The middle school typically houses about 1,200 students, but the maximum in the building on any given day during hybrid learning will be about 600. On the first day of school that number was only 200 since the seventh and eighth graders were scheduled to start later in the week. While the building felt a bit empty — even moreso since the students don’t leave their classrooms often as the teachers are coming to them — Troy felt it was a good way to get assimilated.

“They went through their full schedule and when they were leaving they were saying all the comments you would hope, like, ‘This was better than I expected,’ and ‘This was great,’” Troy said. “It was amazing and it was nice to have fewer kids in the building.”

Day 1 was about “human connection with their teachers and classmates” and getting used to doing so with masks and from 6 feet apart.

“They were still together and I think that was powerful for the kids,” Troy said, adding, “They walked out knowing their teachers care about them and want to get to know them. I think that’s what we felt was important early on. Kids left wanting to come back.”

The sixth graders had virtual orientation in the spring and a virtual Q&A forum with Troy last week, asking questions about lunch, mask breaks and physical education class, and other topics important to them.

The goal is to make the transition as smooth as possible for everyone.
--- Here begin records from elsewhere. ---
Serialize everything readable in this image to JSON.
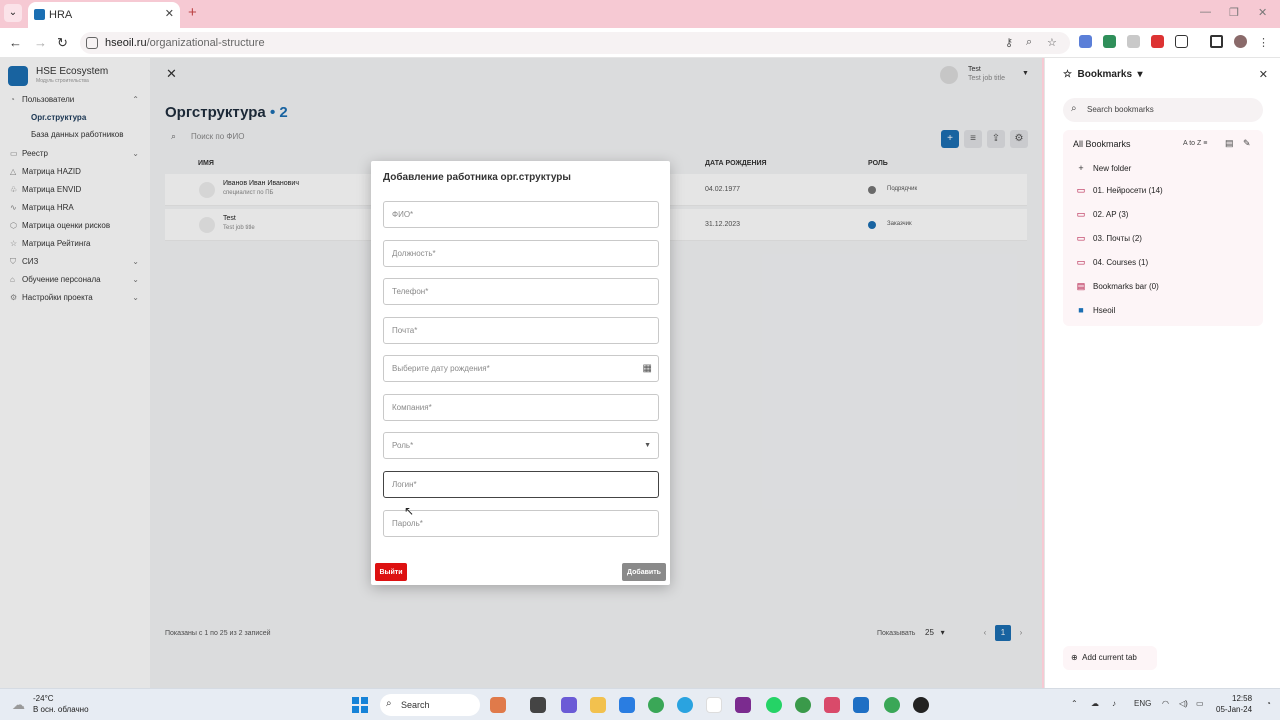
{
  "browser": {
    "tab_title": "HRA",
    "url_domain": "hseoil.ru",
    "url_path": "/organizational-structure"
  },
  "sidebar": {
    "brand": "HSE Ecosystem",
    "brand_sub": "Модуль строительства",
    "items": [
      {
        "label": "Пользователи"
      },
      {
        "label": "Орг.структура"
      },
      {
        "label": "База данных работников"
      },
      {
        "label": "Реестр"
      },
      {
        "label": "Матрица HAZID"
      },
      {
        "label": "Матрица ENVID"
      },
      {
        "label": "Матрица HRA"
      },
      {
        "label": "Матрица оценки рисков"
      },
      {
        "label": "Матрица Рейтинга"
      },
      {
        "label": "СИЗ"
      },
      {
        "label": "Обучение персонала"
      },
      {
        "label": "Настройки проекта"
      }
    ]
  },
  "header": {
    "user_name": "Test",
    "user_job": "Test job title"
  },
  "page": {
    "title": "Оргструктура",
    "count": "• 2",
    "search_placeholder": "Поиск по ФИО"
  },
  "table": {
    "columns": [
      "ИМЯ",
      "ДАТА РОЖДЕНИЯ",
      "РОЛЬ"
    ],
    "rows": [
      {
        "name": "Иванов Иван Иванович",
        "job": "специалист по ПБ",
        "birth": "04.02.1977",
        "role": "Подрядчик",
        "role_color": "#777777"
      },
      {
        "name": "Test",
        "job": "Test job title",
        "birth": "31.12.2023",
        "role": "Заказчик",
        "role_color": "#1b6fb3"
      }
    ],
    "footer": "Показаны с 1 по 25 из 2 записей",
    "page_size_label": "Показывать",
    "page_size": "25",
    "current_page": "1"
  },
  "modal": {
    "title": "Добавление работника орг.структуры",
    "fields": [
      {
        "placeholder": "ФИО*"
      },
      {
        "placeholder": "Должность*"
      },
      {
        "placeholder": "Телефон*"
      },
      {
        "placeholder": "Почта*"
      },
      {
        "placeholder": "Выберите дату рождения*"
      },
      {
        "placeholder": "Компания*"
      },
      {
        "placeholder": "Роль*"
      },
      {
        "placeholder": "Логин*"
      },
      {
        "placeholder": "Пароль*"
      }
    ],
    "exit_label": "Выйти",
    "add_label": "Добавить"
  },
  "bookmarks": {
    "title": "Bookmarks",
    "search_placeholder": "Search bookmarks",
    "all_label": "All Bookmarks",
    "sort_label": "A to Z",
    "new_folder": "New folder",
    "folders": [
      {
        "label": "01. Нейросети (14)"
      },
      {
        "label": "02. AP (3)"
      },
      {
        "label": "03. Почты (2)"
      },
      {
        "label": "04. Courses (1)"
      },
      {
        "label": "Bookmarks bar (0)"
      },
      {
        "label": "Hseoil"
      }
    ],
    "add_current": "Add current tab"
  },
  "taskbar": {
    "temp": "-24°C",
    "weather": "В осн. облачно",
    "search_label": "Search",
    "lang": "ENG",
    "time": "12:58",
    "date": "05-Jan-24"
  }
}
“The teachers were so excited to have them back after looking at screens for so long; to have them in their presence, getting to know their names, getting to know them, all of those things I think were really important for the teachers, just to feel their energy,” Troy said. “They did put in a lot of work. Everyone the first week is always exhausted, but I think they see the value in bringing them in and they’re excited to have the kids back.”

Greenacres gets a boost

At the board of education meeting Monday, Sept. 14, Greenacres Elementary School Principal Sharon Hill gave a guided tour of the building through a slideshow. The five-year planning and construction passion project is nearly complete, with the learning commons/cafeteria and computer lab still to be finished. The rest of the renovated building was turned back over to Hill on Aug. 27 to prepare for the school year.

“Returning to our new building has been exhilarating,” she said. “It is beautiful and spectacular in many ways … We have a beautiful space we can be proud of and one that will allow us to meet the needs of our students not only now, but for many years to come.”

The oldest elementary school in the district is now spectacular with well-lit hallways and natural light illuminating its spaces, “creating the openness that is really the essence of the building,” according to Hill.

The classrooms have light, neutral, calming colors, with plenty of wall space to brighten the room with student work. New furniture that “facilitates collaborative engagement” and “promotes inviting classroom learning environments,” and chairs that have some bounce to them, were ready for students.

The music room, art room, health office and kitchen have been upgraded and with the learning commons, where lunch will eventually be served, they will be able to have assemblies and book fairs and other events without interrupting library and physical education spaces. Throughout the rooms, storage space is maximized.

The new brick used on the outside of the building matches the old brick. “It’s just incredible what has been done here just to maintain the integrity of the building in so many ways,” Hill said.

The school went from “dark” and “heavy feeling” to “huge” and “expansive” and “gorgeous,” according to Superintendent Dr. Thomas Hagerman, who lauded Hill and her team for balancing the project with their regular duties over the years.

“It strikes the absolutely right balance of keeping the tradition of Greenacres with the very beautiful, classical exterior and then the wonderful, whimsical touches inside that are so pleasing and playful for kids to be able to experience,” Hagerman said.

The perfect way to kick off the new school year.